Estonian architect and educator

August Volberg (18 December 1896 Muuksi, Harju County – 21 June 1982 Tallinn) was an Estonian architect and educator.

In 1927, he graduated from Tallinn Technical School. In 1930, the Estonian Red Cross sanatorium in Haapsalu, named after General Johan Laidoner, was designed by August Volberg. The building was completed in 1937. From 1950-1960, he worked at the architectural bureau Eesti Projekt. From 1946 until 1954, he worked as a lecturer at the Tallinn Polytechnic Institute. From 1964 until 1981, he was a lecturer at the Estonian SSR State Art Institute; from 1971, he was the institute's head of the department of architecture.

Awards:
- 1956: Estonian SSR merited artistic personnel

==Works==

- 1930: August Volberg designed the Estonian Red Cross sanatorium in Haapsalu, dedicated to General Johan Laidoner. Completed in 1937, the functionalist building featured 41 double rooms and a sea-facing terrace.
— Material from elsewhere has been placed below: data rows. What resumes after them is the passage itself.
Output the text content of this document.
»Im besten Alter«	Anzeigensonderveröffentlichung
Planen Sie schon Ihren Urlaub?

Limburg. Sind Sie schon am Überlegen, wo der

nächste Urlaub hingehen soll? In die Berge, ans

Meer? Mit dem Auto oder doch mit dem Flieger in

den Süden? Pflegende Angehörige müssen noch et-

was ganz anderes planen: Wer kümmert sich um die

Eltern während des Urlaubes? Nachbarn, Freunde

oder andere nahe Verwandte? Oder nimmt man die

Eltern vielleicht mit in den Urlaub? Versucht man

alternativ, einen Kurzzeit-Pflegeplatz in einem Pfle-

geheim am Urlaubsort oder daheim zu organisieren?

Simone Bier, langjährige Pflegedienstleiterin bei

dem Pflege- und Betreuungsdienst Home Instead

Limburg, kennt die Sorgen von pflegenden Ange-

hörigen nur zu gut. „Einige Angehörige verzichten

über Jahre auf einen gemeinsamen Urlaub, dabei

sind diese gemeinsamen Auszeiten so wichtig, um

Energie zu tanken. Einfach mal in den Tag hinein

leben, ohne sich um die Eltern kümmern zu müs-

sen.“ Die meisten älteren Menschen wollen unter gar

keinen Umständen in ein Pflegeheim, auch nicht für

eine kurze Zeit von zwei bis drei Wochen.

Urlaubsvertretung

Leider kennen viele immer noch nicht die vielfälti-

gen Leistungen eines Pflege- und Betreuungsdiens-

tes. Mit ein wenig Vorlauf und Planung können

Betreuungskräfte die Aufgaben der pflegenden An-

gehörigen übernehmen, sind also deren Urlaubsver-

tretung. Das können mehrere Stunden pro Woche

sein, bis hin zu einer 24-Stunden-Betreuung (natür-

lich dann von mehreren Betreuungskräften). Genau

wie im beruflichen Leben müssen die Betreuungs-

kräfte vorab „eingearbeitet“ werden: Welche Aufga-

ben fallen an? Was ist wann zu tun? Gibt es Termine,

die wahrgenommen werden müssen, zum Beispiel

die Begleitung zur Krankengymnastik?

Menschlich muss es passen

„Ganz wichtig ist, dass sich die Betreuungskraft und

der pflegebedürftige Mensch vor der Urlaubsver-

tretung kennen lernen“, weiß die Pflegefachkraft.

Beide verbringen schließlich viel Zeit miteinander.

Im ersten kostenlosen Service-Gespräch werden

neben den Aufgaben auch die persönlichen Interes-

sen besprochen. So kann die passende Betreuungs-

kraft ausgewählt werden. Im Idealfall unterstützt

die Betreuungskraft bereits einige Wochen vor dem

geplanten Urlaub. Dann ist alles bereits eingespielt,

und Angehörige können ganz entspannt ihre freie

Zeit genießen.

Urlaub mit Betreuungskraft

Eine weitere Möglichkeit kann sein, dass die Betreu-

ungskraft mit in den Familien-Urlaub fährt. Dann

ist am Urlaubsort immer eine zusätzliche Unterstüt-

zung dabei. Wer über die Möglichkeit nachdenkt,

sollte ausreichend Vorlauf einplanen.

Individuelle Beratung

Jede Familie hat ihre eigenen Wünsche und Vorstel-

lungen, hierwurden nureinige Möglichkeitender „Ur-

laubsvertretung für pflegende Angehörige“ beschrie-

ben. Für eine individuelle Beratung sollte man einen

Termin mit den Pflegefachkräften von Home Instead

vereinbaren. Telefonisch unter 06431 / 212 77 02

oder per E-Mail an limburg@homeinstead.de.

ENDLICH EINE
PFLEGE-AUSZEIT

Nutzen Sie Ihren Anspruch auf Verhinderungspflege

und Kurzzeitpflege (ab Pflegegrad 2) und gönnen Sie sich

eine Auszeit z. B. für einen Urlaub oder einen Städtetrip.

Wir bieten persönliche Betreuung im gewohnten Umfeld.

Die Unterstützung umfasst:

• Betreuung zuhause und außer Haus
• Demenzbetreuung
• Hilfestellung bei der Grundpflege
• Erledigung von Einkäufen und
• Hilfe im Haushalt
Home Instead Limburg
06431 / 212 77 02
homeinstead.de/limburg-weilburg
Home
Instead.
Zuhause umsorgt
It was built primarily for veterans of the Estonian War of Independence. Key architectural highlights include the entrance and the glass stairwell wall above it. The rooftop flagpole with its curved base structure underscores the building's significance. Its glass corner and facade design draw comparisons to Walter Gropius's architectural works in Germany.